Ох уж эти упреки! Аделаидка не была бы сама собой, если б промолчала. Даже здесь, даже сейчас. Бурцев сковырнул один пласт, наметил контуры будущей ямы, копнул глубже. Еще на один штык.
Чернозем. Черви…
Полячка всхлипнула. Немец не отрывал кинжала от лица пленницы. Бурцев работал усердно, но силы берег. В голове постепенно вызревал план.
Да, могилу он выкопает. И Аделаидку, если потребуется, сам опустит на дно.
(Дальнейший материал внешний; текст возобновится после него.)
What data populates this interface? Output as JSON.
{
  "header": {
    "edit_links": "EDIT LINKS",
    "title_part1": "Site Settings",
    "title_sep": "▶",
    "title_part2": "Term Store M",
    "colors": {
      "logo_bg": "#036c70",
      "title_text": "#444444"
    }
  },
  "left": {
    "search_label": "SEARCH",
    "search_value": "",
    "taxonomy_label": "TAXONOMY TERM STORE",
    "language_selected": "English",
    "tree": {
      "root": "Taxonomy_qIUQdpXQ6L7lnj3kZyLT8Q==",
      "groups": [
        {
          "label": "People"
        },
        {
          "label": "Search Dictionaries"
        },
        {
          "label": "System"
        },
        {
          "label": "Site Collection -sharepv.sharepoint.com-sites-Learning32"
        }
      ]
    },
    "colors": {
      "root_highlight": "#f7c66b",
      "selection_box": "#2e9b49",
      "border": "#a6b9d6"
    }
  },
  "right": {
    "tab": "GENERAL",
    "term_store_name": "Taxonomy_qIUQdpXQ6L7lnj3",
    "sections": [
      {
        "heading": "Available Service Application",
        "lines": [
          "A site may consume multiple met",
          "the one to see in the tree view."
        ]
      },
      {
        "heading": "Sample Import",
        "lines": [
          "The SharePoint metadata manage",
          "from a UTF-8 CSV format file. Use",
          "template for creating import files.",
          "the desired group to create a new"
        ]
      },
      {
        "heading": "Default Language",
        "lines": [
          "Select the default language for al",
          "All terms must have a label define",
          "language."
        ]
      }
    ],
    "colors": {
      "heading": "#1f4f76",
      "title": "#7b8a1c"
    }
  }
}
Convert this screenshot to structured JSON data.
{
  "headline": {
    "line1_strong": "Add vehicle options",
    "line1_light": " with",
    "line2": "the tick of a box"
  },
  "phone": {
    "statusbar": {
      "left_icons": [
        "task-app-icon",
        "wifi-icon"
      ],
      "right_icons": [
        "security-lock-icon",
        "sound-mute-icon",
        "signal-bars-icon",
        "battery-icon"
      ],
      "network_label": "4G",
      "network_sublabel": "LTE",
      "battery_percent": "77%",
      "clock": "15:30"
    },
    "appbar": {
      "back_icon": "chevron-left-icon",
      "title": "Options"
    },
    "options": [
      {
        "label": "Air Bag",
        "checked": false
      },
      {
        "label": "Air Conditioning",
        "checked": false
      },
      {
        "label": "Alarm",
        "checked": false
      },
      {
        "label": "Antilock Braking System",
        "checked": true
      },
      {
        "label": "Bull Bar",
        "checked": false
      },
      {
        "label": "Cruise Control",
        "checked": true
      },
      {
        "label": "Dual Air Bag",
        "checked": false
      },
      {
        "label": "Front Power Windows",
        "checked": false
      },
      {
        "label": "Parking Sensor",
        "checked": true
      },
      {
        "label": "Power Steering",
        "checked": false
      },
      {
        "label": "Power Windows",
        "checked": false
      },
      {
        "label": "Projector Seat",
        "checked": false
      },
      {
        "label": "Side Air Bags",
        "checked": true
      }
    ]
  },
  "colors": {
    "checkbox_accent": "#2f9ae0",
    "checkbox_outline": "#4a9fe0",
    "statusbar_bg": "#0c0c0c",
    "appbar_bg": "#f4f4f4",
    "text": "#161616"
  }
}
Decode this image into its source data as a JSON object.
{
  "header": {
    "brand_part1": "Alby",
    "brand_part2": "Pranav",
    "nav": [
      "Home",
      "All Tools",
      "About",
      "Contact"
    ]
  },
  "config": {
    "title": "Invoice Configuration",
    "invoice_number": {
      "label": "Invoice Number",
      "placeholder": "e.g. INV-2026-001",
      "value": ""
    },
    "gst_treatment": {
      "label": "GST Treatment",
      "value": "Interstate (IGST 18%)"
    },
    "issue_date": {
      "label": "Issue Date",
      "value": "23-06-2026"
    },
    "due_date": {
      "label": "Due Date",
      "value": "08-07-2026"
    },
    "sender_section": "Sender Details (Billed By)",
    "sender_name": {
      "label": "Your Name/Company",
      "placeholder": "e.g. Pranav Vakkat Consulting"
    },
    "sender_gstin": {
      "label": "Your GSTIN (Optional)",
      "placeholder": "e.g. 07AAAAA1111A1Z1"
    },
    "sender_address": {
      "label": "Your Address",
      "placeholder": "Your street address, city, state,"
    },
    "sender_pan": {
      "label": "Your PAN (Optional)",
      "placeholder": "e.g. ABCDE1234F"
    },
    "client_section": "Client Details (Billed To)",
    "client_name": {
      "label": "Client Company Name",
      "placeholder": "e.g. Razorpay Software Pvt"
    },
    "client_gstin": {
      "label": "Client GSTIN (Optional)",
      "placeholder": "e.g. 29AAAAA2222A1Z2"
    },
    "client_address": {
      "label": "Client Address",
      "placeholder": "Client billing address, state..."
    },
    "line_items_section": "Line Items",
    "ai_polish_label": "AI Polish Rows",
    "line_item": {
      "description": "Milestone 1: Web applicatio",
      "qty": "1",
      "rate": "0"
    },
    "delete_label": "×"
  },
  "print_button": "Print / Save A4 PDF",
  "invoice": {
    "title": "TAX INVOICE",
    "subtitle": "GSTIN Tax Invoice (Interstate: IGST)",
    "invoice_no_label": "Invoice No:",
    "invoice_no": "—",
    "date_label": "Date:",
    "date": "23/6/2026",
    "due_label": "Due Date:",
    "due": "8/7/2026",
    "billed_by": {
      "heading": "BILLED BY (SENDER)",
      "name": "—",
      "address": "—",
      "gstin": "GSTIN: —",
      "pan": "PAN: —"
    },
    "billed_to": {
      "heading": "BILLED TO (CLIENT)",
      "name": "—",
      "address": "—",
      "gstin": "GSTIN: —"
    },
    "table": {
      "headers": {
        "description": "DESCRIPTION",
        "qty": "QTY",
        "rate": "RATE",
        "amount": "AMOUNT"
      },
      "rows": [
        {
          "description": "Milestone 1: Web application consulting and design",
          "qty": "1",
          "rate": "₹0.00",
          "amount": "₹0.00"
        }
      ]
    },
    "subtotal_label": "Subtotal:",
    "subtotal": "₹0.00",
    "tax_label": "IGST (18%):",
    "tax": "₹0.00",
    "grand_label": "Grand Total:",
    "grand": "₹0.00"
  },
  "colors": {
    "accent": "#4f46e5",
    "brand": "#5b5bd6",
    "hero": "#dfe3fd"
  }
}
Натерпится страху, конечно, княжна, но так надо. Когда жена ляжет в землю, вот тогда можно будет действовать.
Не полезет ведь фриц с кинжалом за пленницей в яму. Отцепится… А как начнется стрельба, – Бурцев покосился на молчаливых эсэсовцев у грузовика – могила станет для Аделаиды надежным укрытием. Окопчиком станет могилка.
Эсэсовец с интересом наблюдал за работой. Дочь Лешко Белого стонала, причитала, поскуливала. И тихонько ругалась, призывая на голову супруга все небесные кары. Бурцев не слушал. Бурцев молча копал могилу жене.